We cannot be certain that these findings are fully applicable to hyperacute settings, such as the emergency department, as our study primarily focused on a predominantly outpatient cohort. The time window of up to 7 days after symptom onset may have influenced the detection of DWI-positive lesions. Immediate imaging in the emergency department could identify more acute ischemic lesions, while delayed imaging might miss some findings. Conversely, delayed imaging could also detect new, clinically silent lesions that develop after the initial event, potentially overestimating the prevalence of DWI positivity. These factors highlight the need for further studies in hyperacute settings to better understand the timing of optimal imaging for TIA patients.

The cohort consisted of participants presenting with transient or minor neurological symptoms from both emergency and outpatient settings. Clinicians at various levels of training provided a differential diagnosis, with TIA or stroke considered the most likely diagnosis prior to conducting a 1.5 or 3T brain MRI within 7 days of symptom onset. MRI evidence of acute ischemia was determined based on two independent readings of the MRI scans.

The predominance of vertebrobasilar TIA (57.69%) aligns with the observation that vertigo was the most frequently reported symptom in this cohort. This association highlights the involvement of the posterior circulation, as the vertebrobasilar territory supplies critical structures such as the brainstem and vestibular system. Ischemia in this region commonly manifests as vertigo due to transient dysfunction of the vestibular nuclei or their pathways.

Distribution factors findings emphasize the need for a multifaceted approach to risk management, with a primary focus on hypertension control and secondary prevention in patients with prior cerebrovascular events. Addressing metabolic, coagulation, and cardiac rhythm disorders remains critical for reducing the overall burden of ischemic lesions.

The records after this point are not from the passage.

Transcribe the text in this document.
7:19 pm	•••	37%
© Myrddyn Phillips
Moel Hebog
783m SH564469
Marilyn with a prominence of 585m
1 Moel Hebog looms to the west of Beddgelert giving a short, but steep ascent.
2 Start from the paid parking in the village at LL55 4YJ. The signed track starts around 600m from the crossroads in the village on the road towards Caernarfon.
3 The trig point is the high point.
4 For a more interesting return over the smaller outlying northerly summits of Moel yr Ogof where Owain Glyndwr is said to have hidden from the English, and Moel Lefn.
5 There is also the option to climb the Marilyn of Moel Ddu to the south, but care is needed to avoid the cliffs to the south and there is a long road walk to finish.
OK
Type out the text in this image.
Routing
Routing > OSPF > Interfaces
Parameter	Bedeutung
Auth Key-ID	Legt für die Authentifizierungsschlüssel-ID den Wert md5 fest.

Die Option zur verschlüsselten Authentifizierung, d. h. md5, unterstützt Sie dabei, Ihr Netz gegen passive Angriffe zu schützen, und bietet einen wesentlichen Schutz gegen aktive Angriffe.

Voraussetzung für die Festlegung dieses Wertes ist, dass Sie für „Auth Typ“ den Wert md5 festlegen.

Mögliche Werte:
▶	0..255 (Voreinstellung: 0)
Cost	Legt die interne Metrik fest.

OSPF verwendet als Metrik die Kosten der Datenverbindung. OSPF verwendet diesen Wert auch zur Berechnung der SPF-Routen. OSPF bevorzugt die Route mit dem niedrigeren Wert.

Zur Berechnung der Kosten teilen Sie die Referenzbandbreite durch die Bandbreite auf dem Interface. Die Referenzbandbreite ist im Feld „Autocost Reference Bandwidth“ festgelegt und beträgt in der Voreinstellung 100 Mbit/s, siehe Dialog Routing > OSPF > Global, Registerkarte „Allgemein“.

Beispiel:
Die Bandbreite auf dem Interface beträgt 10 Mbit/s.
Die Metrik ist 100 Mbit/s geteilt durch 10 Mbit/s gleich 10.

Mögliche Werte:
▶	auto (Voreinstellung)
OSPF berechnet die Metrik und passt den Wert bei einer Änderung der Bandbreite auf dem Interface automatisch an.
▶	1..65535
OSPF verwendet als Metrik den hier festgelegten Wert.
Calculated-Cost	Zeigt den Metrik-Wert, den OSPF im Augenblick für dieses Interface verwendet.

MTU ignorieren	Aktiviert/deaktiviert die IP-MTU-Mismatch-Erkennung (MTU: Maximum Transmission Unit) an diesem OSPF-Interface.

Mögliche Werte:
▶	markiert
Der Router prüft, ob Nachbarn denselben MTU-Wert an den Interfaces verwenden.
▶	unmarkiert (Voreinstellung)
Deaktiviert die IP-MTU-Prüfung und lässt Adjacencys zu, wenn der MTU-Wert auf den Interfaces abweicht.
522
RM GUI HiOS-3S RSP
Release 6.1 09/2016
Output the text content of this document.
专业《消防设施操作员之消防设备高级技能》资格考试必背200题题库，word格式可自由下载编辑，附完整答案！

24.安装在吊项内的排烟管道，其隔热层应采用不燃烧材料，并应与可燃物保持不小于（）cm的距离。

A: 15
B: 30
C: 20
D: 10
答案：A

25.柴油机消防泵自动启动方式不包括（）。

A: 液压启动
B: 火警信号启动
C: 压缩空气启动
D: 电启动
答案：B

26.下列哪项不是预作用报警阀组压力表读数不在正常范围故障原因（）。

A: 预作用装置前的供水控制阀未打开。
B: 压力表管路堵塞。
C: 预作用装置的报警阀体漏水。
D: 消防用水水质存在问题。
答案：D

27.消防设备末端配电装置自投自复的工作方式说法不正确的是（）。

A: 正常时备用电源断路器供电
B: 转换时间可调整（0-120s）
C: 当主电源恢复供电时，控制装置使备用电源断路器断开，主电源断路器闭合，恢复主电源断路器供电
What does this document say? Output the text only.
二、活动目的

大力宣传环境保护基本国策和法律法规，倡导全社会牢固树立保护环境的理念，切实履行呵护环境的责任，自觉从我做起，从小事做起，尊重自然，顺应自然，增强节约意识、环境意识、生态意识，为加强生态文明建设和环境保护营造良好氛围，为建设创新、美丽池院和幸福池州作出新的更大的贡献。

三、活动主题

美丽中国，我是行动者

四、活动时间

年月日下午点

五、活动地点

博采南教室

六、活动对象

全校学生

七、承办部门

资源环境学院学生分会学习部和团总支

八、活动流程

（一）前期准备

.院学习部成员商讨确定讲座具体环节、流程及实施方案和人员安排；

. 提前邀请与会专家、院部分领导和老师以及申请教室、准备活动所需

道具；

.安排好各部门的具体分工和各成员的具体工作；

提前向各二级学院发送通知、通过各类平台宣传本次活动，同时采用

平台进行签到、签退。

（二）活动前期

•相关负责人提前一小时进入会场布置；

Identifying DWI-positive lesions in TIA cases underscores the need for more aggressive secondary prevention, such as early initiation or intensification of antithrombotic therapy. These findings support routine DWI imaging within 72 hours to 1 week of suspected TIA to improve risk stratification and guide management.

5. Conclusions

This study emphasizes the role of MRI-DWI in redefining TIA cases as minor strokes, with 27% showing ischemic lesions. The findings support tissue-based definitions to enhance risk stratification and guide prevention. However, limited MRI access and the lack of standardized imaging guidelines in Romania pose challenges. Larger studies are needed to validate and expand these findings.